The budget continues investments in public safety and efforts to improve community safety across California, including $50 million for crime victim services through the Victims of Crime Act (VOCA) program, $20 million for the Court Appointed Special Advocate (CASA) program for children in the foster care and juvenile justice systems, and $20 million for community-based violence prevention and rehabilitation through the RIGHT Grant.
The budget also invests $375 million in substance use treatment, mental health treatment and rehabilitation services, while dedicating $10 million to human trafficking victim programs and another $10 million to human trafficking prosecution efforts.
Recognizing the growing threats posed by wildfires and climate change, the budget also maintains California's leadership in climate resilience, clean energy and wildfire preparedness. It fully funds our firefighters and CalFire.
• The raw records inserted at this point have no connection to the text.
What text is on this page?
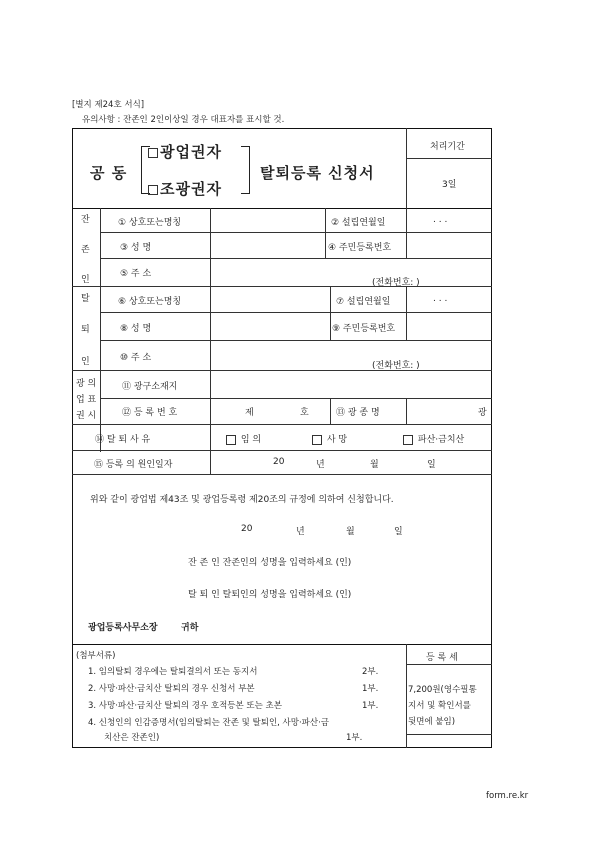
[별지 제24호 서식]
유의사항 : 잔존인 2인이상일 경우 대표자를 표시할 것.
공 동
광업권자
조광권자
탈퇴등록 신청서
처리기간
3일
잔
존
인
① 상호또는명칭	② 설립연월일	. . .
③ 성 명	④ 주민등록번호
⑤ 주 소
(전화번호: )
탈
퇴
인
⑥ 상호또는명칭	⑦ 설립연월일	. . .
⑧ 성 명	⑨ 주민등록번호
⑩ 주 소
(전화번호: )
광 의
업 표
권 시
⑪ 광구소재지
⑫ 등 록 번 호	제	호	⑬ 광 종 명	광
⑭ 탈 퇴 사 유	임 의	사 망	파산·금치산
⑮ 등록 의 원인일자	20	년	월	일
위와 같이 광업법 제43조 및 광업등록령 제20조의 규정에 의하여 신청합니다.
20	년	월	일
잔 존 인 잔존인의 성명을 입력하세요 (인)
탈 퇴 인 탈퇴인의 성명을 입력하세요 (인)
광업등록사무소장	귀하
(첨부서류)
1. 임의탈퇴 경우에는 탈퇴결의서 또는 동지서	2부.
2. 사망·파산·금치산 탈퇴의 경우 신청서 부본	1부.
3. 사망·파산·금치산 탈퇴의 경우 호적등본 또는 초본	1부.
4. 신청인의 인감증명서(임의탈퇴는 잔존 및 탈퇴인, 사망·파산·금
치산은 잔존인)	1부.
등 록 세
7,200원(영수필통
지서 및 확인서를
뒷면에 붙임)
form.re.kr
For the Central Coast, this means essential dollars to protect homes, businesses, agricultural lands and open spaces while advancing the state's ability to respond to increasingly frequent and severe wildfires and climate-related emergencies.
This budget builds on a sustained push by Speaker Rivas to bring resources home to a region that, for decades, often got overlooked in Sacramento.
Since taking the gavel as Speaker, Rivas has pressed to improve everyday quality of life and make housing affordability the centerpiece of California's cost-of-living improvement agenda, even launching a Select Committee on Housing Finance and Affordability and helping steer hundreds of millions of dollars toward low-income housing tax credits and multifamily housing projects, along with $500 million for the state's Homeless Housing, Assistance and Prevention program.
The Speaker has also worked to streamline housing approvals for the kinds of projects the Central Coast needs most, including legislation to speed-up permitting and rein in cost overruns on residential construction.
Rivas has continued to bring Central Coast voices directly into the Capitol, hosting delegations of mayors, council members and county supervisors from Monterey, Santa Cruz, San Benito and Santa Clara counties for briefings with legislative leaders on housing, transportation and public safety.
That advocacy - paired with this year's budget wins on health care, housing, the safety net and schools - reflects a consistent approach:
Build California's Central Coast from the ground up, and make sure the region's farmworkers, small businesses and working families are never an afterthought in the state budget.